Tem ocorrido certa inércia por parte dos órgãos que devem coibir e fiscalizar o comportamento dos agentes públicos, razão pela qual, isso sim, poderíamos dizer que é o grande risco que corre o país. As eleições se aproximam, muito embora a campanha rumo à principal das casas oficiais – o Palácio do Planalto – tenha se iniciado ainda em 2019. Chama atenção talvez um dos maiores risco à democracia, o ataque às urnas eletrônicas. Máquinas comprovadamente invioláveis e que estão a serviço da democracia brasileira desde 1996, sem um único vestígio ou comprovação de fraude. Então por que os ataques? Esforcem-se. Imaginem.

O Brasil, poderíamos dizer sempre foi enquanto república, um país democrático e capitalista. A criação de partidos de orientação socialista ou comunista não significou a implantação desses regimes. Há no país uma espécie de demonização de reformas populares e de políticas de inserção social, visto serem propostas consideradas típicas de governos populares de esquerda. O Brasil parece ainda não ter superado politicamente o período triste de sua história em que aqueles desprovidos de recursos eram “legalmente” marginalizados e escravizados. O momento é oportuno e de reflexão. A democracia transcende qualquer forma de autoritarismo. O mundo é predominantemente capitalista. Aliás, a economia mais dinâmica do planeta é a China.
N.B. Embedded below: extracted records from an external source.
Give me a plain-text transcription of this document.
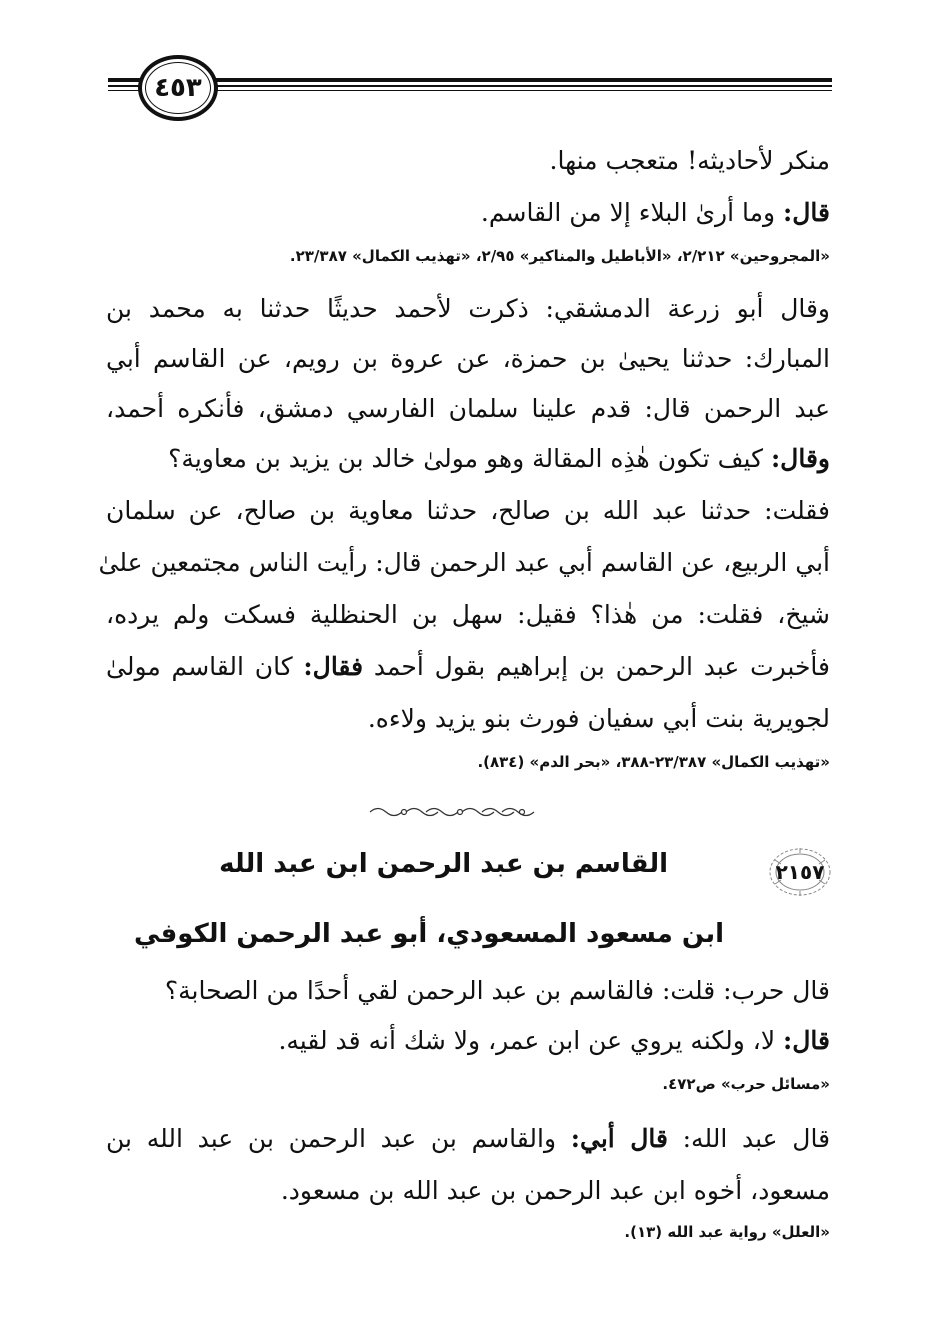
٤٥٣
منكر لأحاديثه! متعجب منها.
قال: وما أرىٰ البلاء إلا من القاسم.
«المجروحين» ٢/٢١٢، «الأباطيل والمناكير» ٢/٩٥، «تهذيب الكمال» ٢٣/٣٨٧.
وقال أبو زرعة الدمشقي: ذكرت لأحمد حديثًا حدثنا به محمد بن
المبارك: حدثنا يحيىٰ بن حمزة، عن عروة بن رويم، عن القاسم أبي
عبد الرحمن قال: قدم علينا سلمان الفارسي دمشق، فأنكره أحمد،
وقال: كيف تكون هٰذِه المقالة وهو مولىٰ خالد بن يزيد بن معاوية؟
فقلت: حدثنا عبد الله بن صالح، حدثنا معاوية بن صالح، عن سلمان
أبي الربيع، عن القاسم أبي عبد الرحمن قال: رأيت الناس مجتمعين علىٰ
شيخ، فقلت: من هٰذا؟ فقيل: سهل بن الحنظلية فسكت ولم يرده،
فأخبرت عبد الرحمن بن إبراهيم بقول أحمد فقال: كان القاسم مولىٰ
لجويرية بنت أبي سفيان فورث بنو يزيد ولاءه.
«تهذيب الكمال» ٢٣/٣٨٧-٣٨٨، «بحر الدم» (٨٣٤).
٢١٥٧
القاسم بن عبد الرحمن ابن عبد الله
ابن مسعود المسعودي، أبو عبد الرحمن الكوفي
قال حرب: قلت: فالقاسم بن عبد الرحمن لقي أحدًا من الصحابة؟
قال: لا، ولكنه يروي عن ابن عمر، ولا شك أنه قد لقيه.
«مسائل حرب» ص٤٧٢.
قال عبد الله: قال أبي: والقاسم بن عبد الرحمن بن عبد الله بن
مسعود، أخوه ابن عبد الرحمن بن عبد الله بن مسعود.
«العلل» رواية عبد الله (١٣).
Esse país, desde os anos 1980 tem introduzido a economia de mercado. Quanto ao Brasil? É certo afirmarmos que é maior que o comunismo ou o socialismo, muito embora estas ameaças estejam anos-luz daqui.

Por José Edson da Silva Barrinha, professor de Geografia do IFMA – Pedreiras

REFERÊNCIAS

DOBB, Maurice. A Evolução do Capitalismo. Rio de Janeiro: Editora Guanabara, 1987
ENGELS, Friedrich. A Origem da Família, da Propriedade Privada e do Estado. Editorial Calvino Limitada. Rio de Janeiro, 2012.
CATANI, A. Mendes. O que é Capitalismo. Ed. Brasiliense. 2017.
MARX, Karl. In: O Capital – Crítica da Economia Política. Livro Primeiro, Tomo II. São Paulo, Nova Cultural Ltda., 1996.
MARX, Karl. Glosas críticas marginais ao artigo “O rei da Prússia e a reforma social: de um prussiano. 1.ed. – São Paulo: Expressão Popular, 2010.
ROSSETTI, Paschoal José. Introdução à economia. Atlas, 1985.


[1] Foi a transição em grande escala de muitas culturas humanas do estilo de vida de caçador-coletor e nômade para um agrícola e sedentário fixo.

[2] É a instituição política que, dirigida por um governo soberano, reivindica o monopólio do uso legítimo da força física em determinado território, subordinando os membros da sociedade que nele vivem (WEBER, Max. Ciência e Política).

[3] Foi a forma de organização social e econômica instituída na Europa Ocidental entre os séculos V a XV, durante a Idade Média. Baseava-se em grandes propriedades de terra, chamadas de feudos, que pertenciam aos senhores feudais, e a mão de obra era servil.

[4] São os instrumentos, ferramentas e utensílios utilizados no processo de produção. Não fazem parte, portanto, dos produtos fabricados, ficando na empresa que os produziu durante um determinado tempo.